From the Roundhouse: The Compromise Session?
I’ve talked about compromise before on this blog, but nowhere was it more evident than today at the Roundhouse.
A tough committee process saw Rep. Miguel Garcia, D-Albuquerque, amend his gun-show background-check bill again and again. That is until a proposed compromise from Rep. Nate Gentry, R-Albuquerque, on Friday that got 13 out of 16 members to back the bill was good enough for HB 77 to sail to a floor vote less than a week later.
The debate was intense at times, and certainly long, but the vote wasn’t close with 43 of 70 representatives saying “yes.” The governor is already on record saying she’ll sign it if it makes it to her desk.

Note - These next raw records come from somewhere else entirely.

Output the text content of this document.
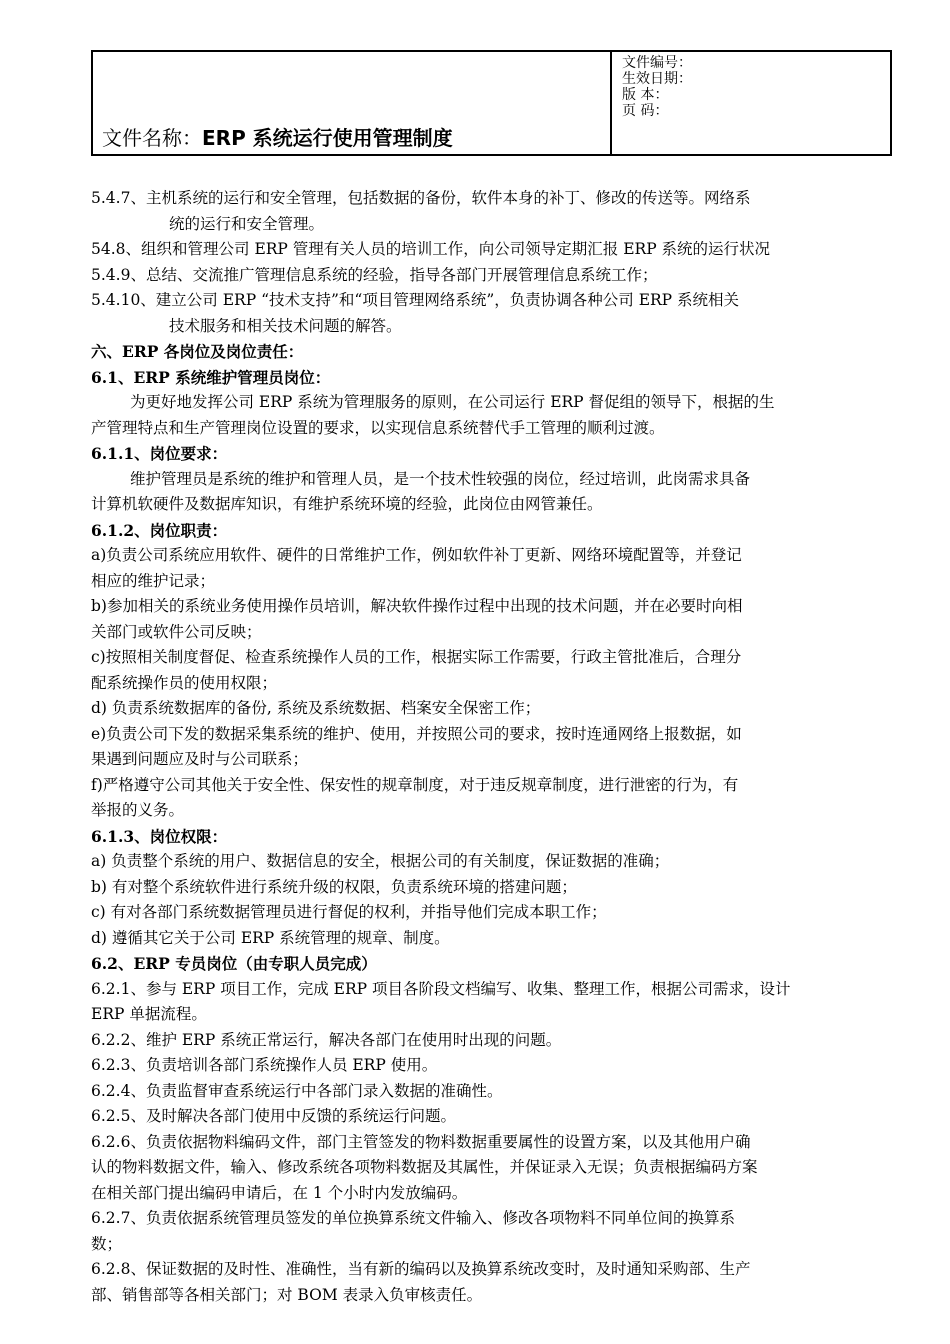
文件名称：ERP 系统运行使用管理制度
文件编号：
生效日期：
版 本：
页 码：
5.4.7、主机系统的运行和安全管理，包括数据的备份，软件本身的补丁、修改的传送等。网络系
统的运行和安全管理。
54.8、组织和管理公司 ERP 管理有关人员的培训工作，向公司领导定期汇报 ERP 系统的运行状况
5.4.9、总结、交流推广管理信息系统的经验，指导各部门开展管理信息系统工作；
5.4.10、建立公司 ERP “技术支持”和“项目管理网络系统”，负责协调各种公司 ERP 系统相关
技术服务和相关技术问题的解答。
六、ERP 各岗位及岗位责任：
6.1、ERP 系统维护管理员岗位：
为更好地发挥公司 ERP 系统为管理服务的原则，在公司运行 ERP 督促组的领导下，根据的生
产管理特点和生产管理岗位设置的要求，以实现信息系统替代手工管理的顺利过渡。
6.1.1、岗位要求：
维护管理员是系统的维护和管理人员，是一个技术性较强的岗位，经过培训，此岗需求具备
计算机软硬件及数据库知识，有维护系统环境的经验，此岗位由网管兼任。
6.1.2、岗位职责：
a)负责公司系统应用软件、硬件的日常维护工作，例如软件补丁更新、网络环境配置等，并登记
相应的维护记录；
b)参加相关的系统业务使用操作员培训，解决软件操作过程中出现的技术问题，并在必要时向相
关部门或软件公司反映；
c)按照相关制度督促、检查系统操作人员的工作，根据实际工作需要，行政主管批准后，合理分
配系统操作员的使用权限；
d) 负责系统数据库的备份, 系统及系统数据、档案安全保密工作；
e)负责公司下发的数据采集系统的维护、使用，并按照公司的要求，按时连通网络上报数据，如
果遇到问题应及时与公司联系；
f)严格遵守公司其他关于安全性、保安性的规章制度，对于违反规章制度，进行泄密的行为，有
举报的义务。
6.1.3、岗位权限：
a) 负责整个系统的用户、数据信息的安全，根据公司的有关制度，保证数据的准确；
b) 有对整个系统软件进行系统升级的权限，负责系统环境的搭建问题；
c) 有对各部门系统数据管理员进行督促的权利，并指导他们完成本职工作；
d) 遵循其它关于公司 ERP 系统管理的规章、制度。
6.2、ERP 专员岗位（由专职人员完成）
6.2.1、参与 ERP 项目工作，完成 ERP 项目各阶段文档编写、收集、整理工作，根据公司需求，设计
ERP 单据流程。
6.2.2、维护 ERP 系统正常运行，解决各部门在使用时出现的问题。
6.2.3、负责培训各部门系统操作人员 ERP 使用。
6.2.4、负责监督审查系统运行中各部门录入数据的准确性。
6.2.5、及时解决各部门使用中反馈的系统运行问题。
6.2.6、负责依据物料编码文件，部门主管签发的物料数据重要属性的设置方案，以及其他用户确
认的物料数据文件，输入、修改系统各项物料数据及其属性，并保证录入无误；负责根据编码方案
在相关部门提出编码申请后，在 1 个小时内发放编码。
6.2.7、负责依据系统管理员签发的单位换算系统文件输入、修改各项物料不同单位间的换算系
数；
6.2.8、保证数据的及时性、准确性，当有新的编码以及换算系统改变时，及时通知采购部、生产
部、销售部等各相关部门；对 BOM 表录入负审核责任。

There’s another key compromise Wednesday that will likely have a much tougher road and may not even be called a compromise by some.
Early attempts at repealing the New Mexico law that allows illegal immigrants to obtain driver’s licenses have fallen flat in the House with two separate bills dying quick deaths in committee.
Now SB 521 has been introduced, a bill sponsored by Senate Minority Leader Stuart Ingle, R-Portales, with two conservative Democrats as co-sponsors, Sen. John Arthur Smith of Deming and President Pro Tem Mary Kay Papen of Las Cruces.
While Gov. Susana Martinez called SB 521 a “reasonable compromise” in a statement I received this afternoon, some Democrats are saying this is barely one.
That’s because the bill allows only some illegal immigrants to receive driver’s licenses.
Under SB 521, two different driver’s licenses would be issued, one valid for boarding planes and entering federal buildings, the other for driving only.
The first type would be issued to U.S. citizens and foreign nationals who could prove they’re in the U.S. legally (i.e. a valid visa). Foreign national licenses would expire when the authorization for them to stay does.
The second type would be issued only to so-called DREAMers, those brought to the US as children but who don’t have legal status in the country.
Any other illegal immigrants would not be allowed licenses under the bill.
With two Democratic senators already on board, some legislative math would show that only two others would have to join them to get the bill through the Senate.
But hold the phone because there’s another compromise on this issue.
Sen. Pete Campos, D-Las Vegas, says he’ll introduce a version similar to SB 521 Thursday that would allow all illegal immigrants to get that second-tier license, not just DREAMers.
This opens the door for a compromise. It seems only fitting.
Bill of the Day: House Bill 349
Freshman Rep. Liz Thomson, D-Albuquerque, wants to take it tougher for those with an ignition interlock to get that interlock removed from their cars.
Under her proposal, anyone looking to make their car interlock-free would have to go not only six months without tampering with the device but would also have to have no readings above a 0.04 (half the legal limit) and blow into the interlock at least once a week.
Thomson’s bill is waiting for a hearing in House Judiciary.